With the Hall of Fame induction ceremony of Beholder, Tepin Royal Heroine, and Hillsdale in Saratoga Springs, N.Y., I would like to make a case for a forgotten champion, a filly from the early 1960s who has been on the ballot in the past but failed to garner enough votes. I am writing to make a case for her in the hopes she will sometime soon become enshrined.
I am speaking of the gorgeous filly Lamb Chop. She was a member of the first crop by Bold Ruler and his first champion. She was out of a daughter of Triple Crown hero Count Fleet and from the immediate family of Pilate, Cosmic Bomb, and Prince John. Lamb Chop was an elegant chestnut with a broad blaze and a gentle temperament around the barn but all business on the track. She was bred by Bull Hancock's Claiborne Farm and raced by William Haggin Perry on a foal-sharing agreement the two gentlemen had.
Lamb Chop raced 23 times and won 12 times. Her 3-year-old campaign saw her race from winter in California to Aqueduct in the late autumn. She made 15 starts that season and won nine. Her victory skein included the La Centinela Stakes, Santa Susana Stakes, Comely Stakes, Jersey Belle Stakes, Coaching Club American Oaks, Monmouth Oaks, Gazelle Handicap, Firenze Handicap, and the Spinster Stakes. Five of these races would later be classified as Grade 1 at some point after the introduction of the grading system for American races.
For any horse to win the equivalent of five Grade 1 races in a single season is a huge accomplishment–something that even Beholder did not do.
Lamb Chop did suffer two heartbreaking nose losses in the Alabama Stakes and the Beldame Stakes, and she also was third in the Acorn and Mother Goose Stakes to a tenacious bay buzzsaw named Spicy Living, a daughter of Gallant Man (Bold Ruler's great rival) out of a full sister to Nasrullah. Lamb Chop took the measure of Spicy Living in the Comely Stakes, CCA Oaks, and Monmouth Oaks.
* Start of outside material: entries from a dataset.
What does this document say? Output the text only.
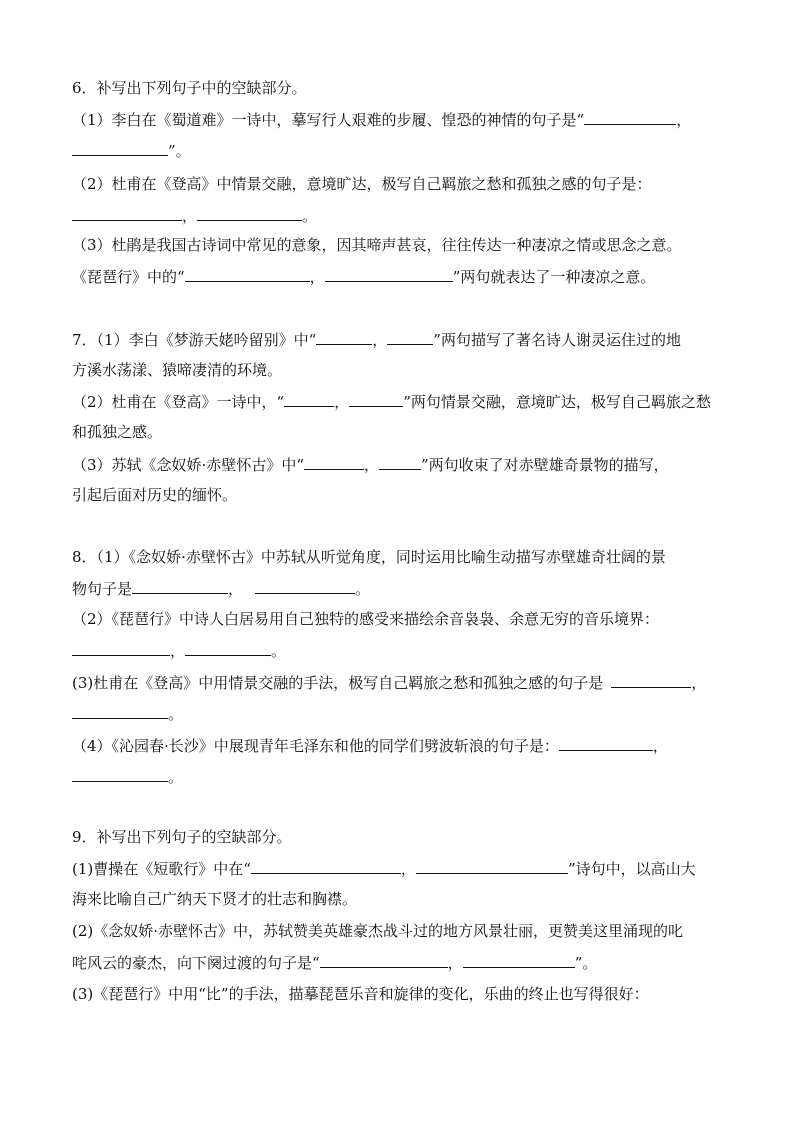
6．补写出下列句子中的空缺部分。
（1）李白在《蜀道难》一诗中，摹写行人艰难的步履、惶恐的神情的句子是“	，
”。
（2）杜甫在《登高》中情景交融，意境旷达，极写自己羁旅之愁和孤独之感的句子是：
，	。
（3）杜鹃是我国古诗词中常见的意象，因其啼声甚哀，往往传达一种凄凉之情或思念之意。
《琵琶行》中的“	，	”两句就表达了一种凄凉之意。
7．（1）李白《梦游天姥吟留别》中“	，	”两句描写了著名诗人谢灵运住过的地
方溪水荡漾、猿啼凄清的环境。
（2）杜甫在《登高》一诗中，“	，	”两句情景交融，意境旷达，极写自己羁旅之愁
和孤独之感。
（3）苏轼《念奴娇·赤壁怀古》中“	，	”两句收束了对赤壁雄奇景物的描写，
引起后面对历史的缅怀。
8．（1）《念奴娇·赤壁怀古》中苏轼从听觉角度，同时运用比喻生动描写赤壁雄奇壮阔的景
物句子是	，	。
（2）《琵琶行》中诗人白居易用自己独特的感受来描绘余音袅袅、余意无穷的音乐境界：
，	。
(3)杜甫在《登高》中用情景交融的手法，极写自己羁旅之愁和孤独之感的句子是	，
。
（4）《沁园春·长沙》中展现青年毛泽东和他的同学们劈波斩浪的句子是：	，
。
9．补写出下列句子的空缺部分。
(1)曹操在《短歌行》中在“	，	”诗句中，以高山大
海来比喻自己广纳天下贤才的壮志和胸襟。
(2)《念奴娇·赤壁怀古》中，苏轼赞美英雄豪杰战斗过的地方风景壮丽，更赞美这里涌现的叱
咤风云的豪杰，向下阕过渡的句子是“	，	”。
(3)《琵琶行》中用“比”的手法，描摹琵琶乐音和旋律的变化，乐曲的终止也写得很好：
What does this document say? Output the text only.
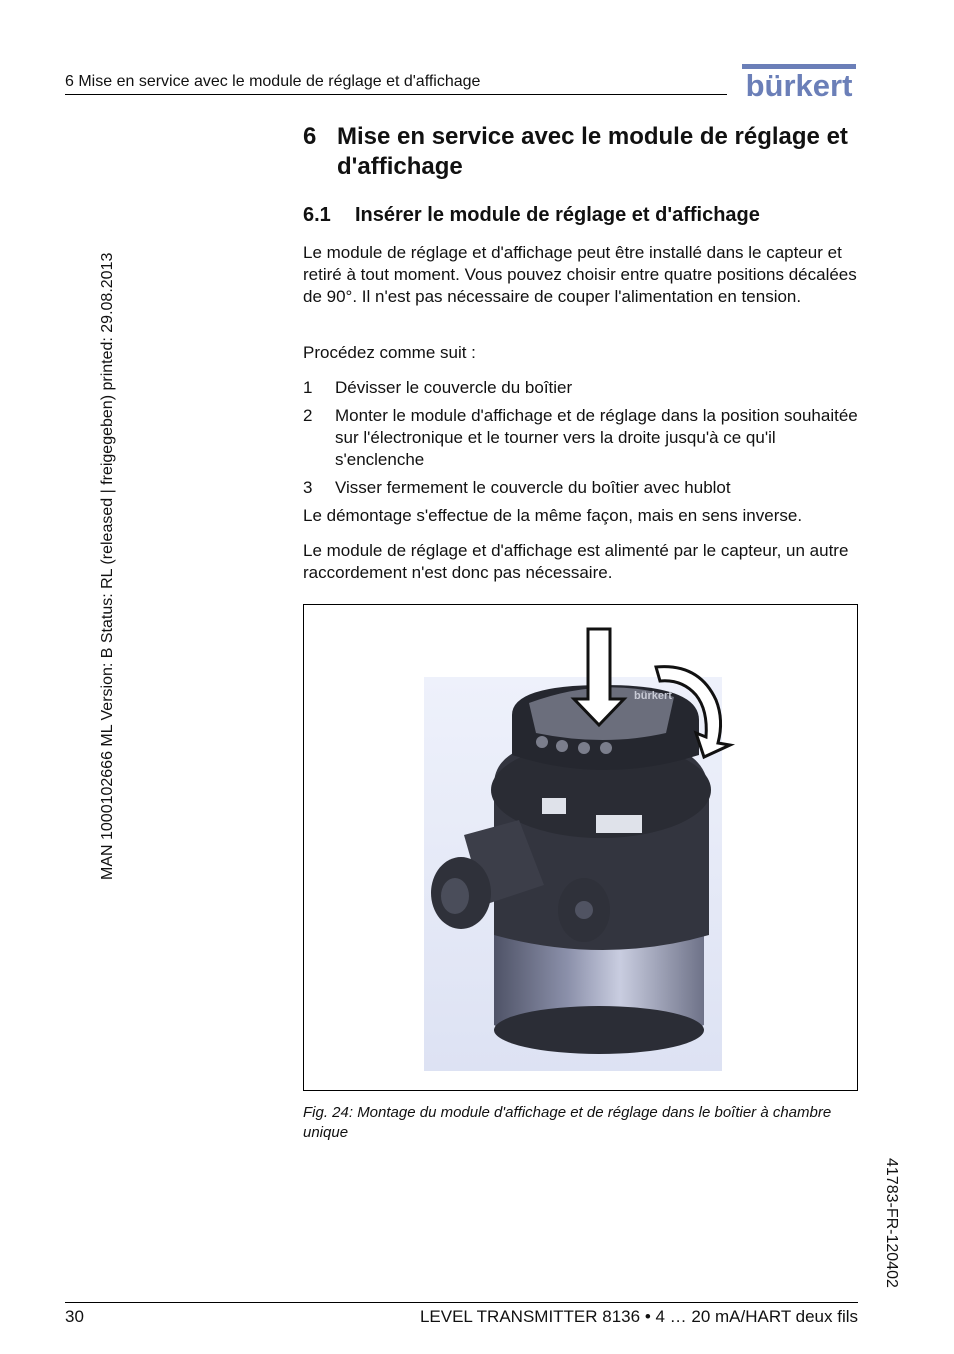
6 Mise en service avec le module de réglage et d'affichage	bürkert
MAN 1000102666 ML Version: B Status: RL (released | freigegeben) printed: 29.08.2013
41783-FR-120402
6 Mise en service avec le module de réglage et d'affichage
6.1 Insérer le module de réglage et d'affichage

Le module de réglage et d'affichage peut être installé dans le capteur et retiré à tout moment. Vous pouvez choisir entre quatre positions décalées de 90°. Il n'est pas nécessaire de couper l'alimentation en tension.

Procédez comme suit :

1 Dévisser le couvercle du boîtier
2 Monter le module d'affichage et de réglage dans la position souhaitée sur l'électronique et le tourner vers la droite jusqu'à ce qu'il s'enclenche
3 Visser fermement le couvercle du boîtier avec hublot

Le démontage s'effectue de la même façon, mais en sens inverse.

Le module de réglage et d'affichage est alimenté par le capteur, un autre raccordement n'est donc pas nécessaire.

bürkert
Fig. 24: Montage du module d'affichage et de réglage dans le boîtier à chambre unique
30	LEVEL TRANSMITTER 8136 • 4 … 20 mA/HART deux fils
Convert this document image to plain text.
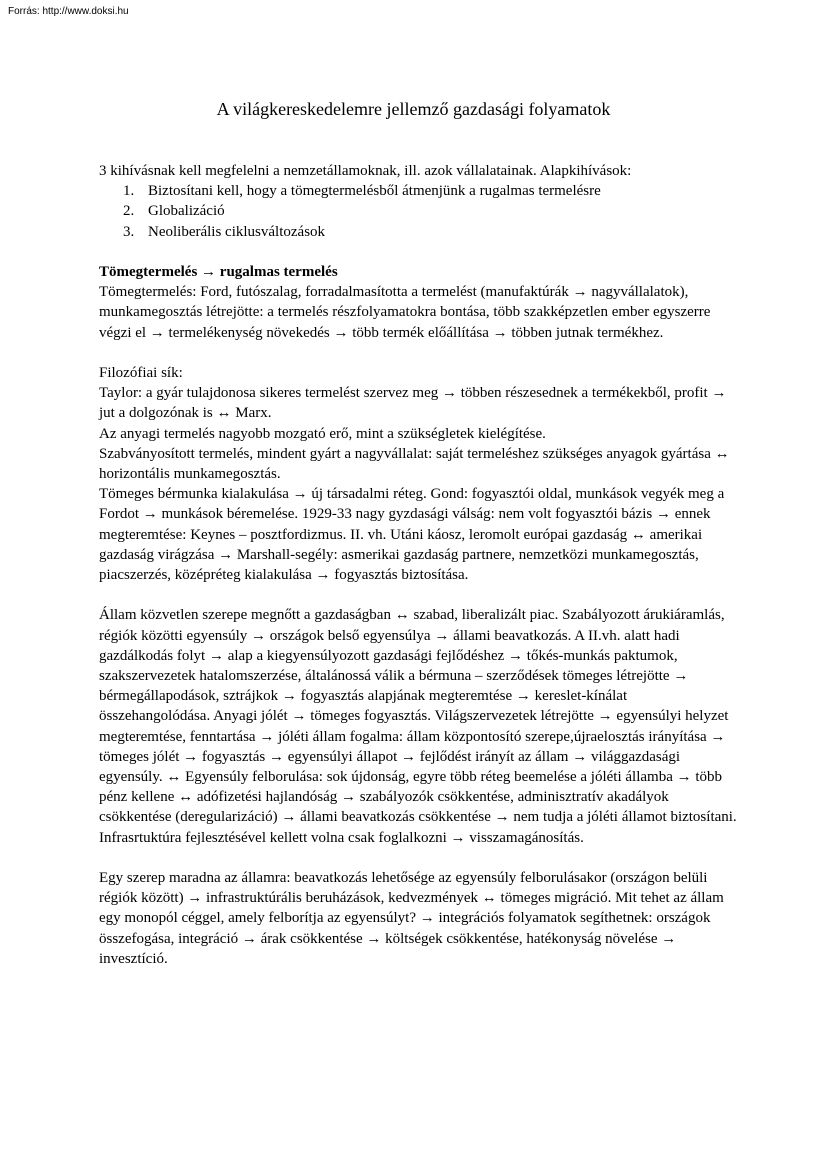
Forrás: http://www.doksi.hu
A világkereskedelemre jellemző gazdasági folyamatok

3 kihívásnak kell megfelelni a nemzetállamoknak, ill. azok vállalatainak. Alapkihívások:

1. Biztosítani kell, hogy a tömegtermelésből átmenjünk a rugalmas termelésre
2. Globalizáció
3. Neoliberális ciklusváltozások

Tömegtermelés → rugalmas termelés

Tömegtermelés: Ford, futószalag, forradalmasította a termelést (manufaktúrák → nagyvállalatok), munkamegosztás létrejötte: a termelés részfolyamatokra bontása, több szakképzetlen ember egyszerre végzi el → termelékenység növekedés → több termék előállítása → többen jutnak termékhez.

Filozófiai sík:

Taylor: a gyár tulajdonosa sikeres termelést szervez meg → többen részesednek a termékekből, profit → jut a dolgozónak is ↔ Marx.

Az anyagi termelés nagyobb mozgató erő, mint a szükségletek kielégítése.

Szabványosított termelés, mindent gyárt a nagyvállalat: saját termeléshez szükséges anyagok gyártása ↔ horizontális munkamegosztás.

Tömeges bérmunka kialakulása → új társadalmi réteg. Gond: fogyasztói oldal, munkások vegyék meg a Fordot → munkások béremelése. 1929-33 nagy gyzdasági válság: nem volt fogyasztói bázis → ennek megteremtése: Keynes – posztfordizmus. II. vh. Utáni káosz, leromolt európai gazdaság ↔ amerikai gazdaság virágzása → Marshall-segély: asmerikai gazdaság partnere, nemzetközi munkamegosztás, piacszerzés, középréteg kialakulása → fogyasztás biztosítása.

Állam közvetlen szerepe megnőtt a gazdaságban ↔ szabad, liberalizált piac. Szabályozott árukiáramlás, régiók közötti egyensúly → országok belső egyensúlya → állami beavatkozás. A II.vh. alatt hadi gazdálkodás folyt → alap a kiegyensúlyozott gazdasági fejlődéshez → tőkés-munkás paktumok, szakszervezetek hatalomszerzése, általánossá válik a bérmuna – szerződések tömeges létrejötte → bérmegállapodások, sztrájkok → fogyasztás alapjának megteremtése → kereslet-kínálat összehangolódása. Anyagi jólét → tömeges fogyasztás. Világszervezetek létrejötte → egyensúlyi helyzet megteremtése, fenntartása → jóléti állam fogalma: állam központosító szerepe,újraelosztás irányítása → tömeges jólét → fogyasztás → egyensúlyi állapot → fejlődést irányít az állam → világgazdasági egyensúly. ↔ Egyensúly felborulása: sok újdonság, egyre több réteg beemelése a jóléti államba → több pénz kellene ↔ adófizetési hajlandóság → szabályozók csökkentése, adminisztratív akadályok csökkentése (deregularizáció) → állami beavatkozás csökkentése → nem tudja a jóléti államot biztosítani. Infrasrtuktúra fejlesztésével kellett volna csak foglalkozni → visszamagánosítás.

Egy szerep maradna az államra: beavatkozás lehetősége az egyensúly felborulásakor (országon belüli régiók között) → infrastruktúrális beruházások, kedvezmények ↔ tömeges migráció. Mit tehet az állam egy monopól céggel, amely felborítja az egyensúlyt? → integrációs folyamatok segíthetnek: országok összefogása, integráció → árak csökkentése → költségek csökkentése, hatékonyság növelése → invesztíció.
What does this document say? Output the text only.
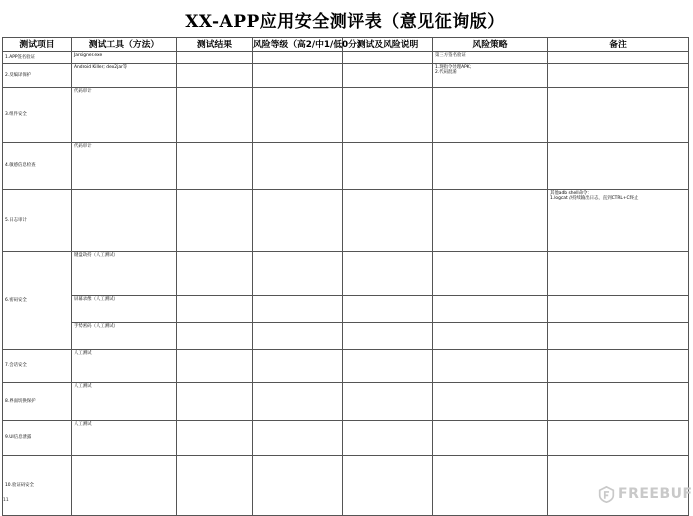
XX-APP应用安全测评表（意见征询版）
测试项目	测试工具（方法）	测试结果	风险等级（高2/中1/低0分）	测试及风险说明	风险策略	备注
1.APP签名验证	Jarsigner.exe				第三方签名验证	
2.反编译保护	Android Killer; dex2jar等				1.现指令处理APK；
2.代码混淆	
3.组件安全	代码审计					
4.敏感信息检查	代码审计					
5.日志审计						其他adb shell命令：
1.logcat //持续输出日志，直到CTRL+C终止
6.密码安全	键盘劫持（人工测试）					
	屏幕录像（人工测试）					
	手势密码（人工测试）					
7.会话安全	人工测试					
8.界面切换保护	人工测试					
9.UI信息泄露	人工测试					
10.验证码安全						
11	FREEBUF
These two fillies engaged in an intense rivalry that spring and summer of 1963.
Lamb Chop also displayed her versatility when she ran in the seven-furlong Test Stakes at Saratoga and then the mile and a quarter Alabama in her next start. She was second in both, but did not go down easily in either.
Fresh off her championship season, Lamb Chop took on the best older males in the San Fernando Stakes at Santa Anita in the winter of 1964. She was second to the formidable Gun Bow that day. To give an idea of what an accomplishment that was, Gun Bow would win the equivalent of six Grade 1 races in 1964 and only Kelso denied him a championship.
Tragically, Lamb Chop broke down while attempting to take Gun Bow on again in the Strub Stakes and had to be humanely euthanized.
During her racing career, Lamb Chop won 12 times from 23 starts and was only out of the top three twice, and one of those was when she was fatally injured. That level of consistency is what makes terrific racehorses.
Over twenty years ago, I wrote an article on Lamb Chop and published in the old SPUR magazine. I had been fascinated by Lamb Chop ever since I purchased an original oil painting of her by Nancy Beldon at an antique shop over 30 years ago.
I even spoke to Lamb Chop's owner, William Haggin Perry by phone shortly before his death in 1993. He told me stories of her beauty, her personality, her courage, and his hope that she would one day be able to join Gamely, his other great filly by Bold Ruler, in the Hall of Fame. He even mailed me a photo of his own oil painting of Lamb Chop, done by Milton Menasco. Mr. Perry was such a gentleman, in ill health but happily talking to a young (back then) horse-crazy woman, sharing his memories of a filly I had never seen race (being a toddler at the time), but nonetheless was captivated by her.
Today, Lamb Chop is all but forgotten, except maybe as a trivia question as to who was the first champion sired by Bold Ruler. Lamb Chop does not rest under green grass and flowers as does Ruffian and Go For Wand. Lamb Chop's grave is located on the Santa Anita backstretch, out of sight from racetrack visitors. She, along with Roving Boy and Quicken Tree, lie under old, worn, and faded Astro-turf, with a water pump and track equipment nearby. I did get to see her grave many years ago, when on a dark day, I just drove to the track and begged a security guard to let me visit it. Since I was a harmless, horse-crazy woman, he kindly took me to see the graves.
Lamb Chop was a terrific champion. She deserves to have her racetrack accomplishments recognized with enshrinement in the Hall of Fame and I hope her day comes someday soon.
Elizabeth Martiniak, Janesville, Wisc.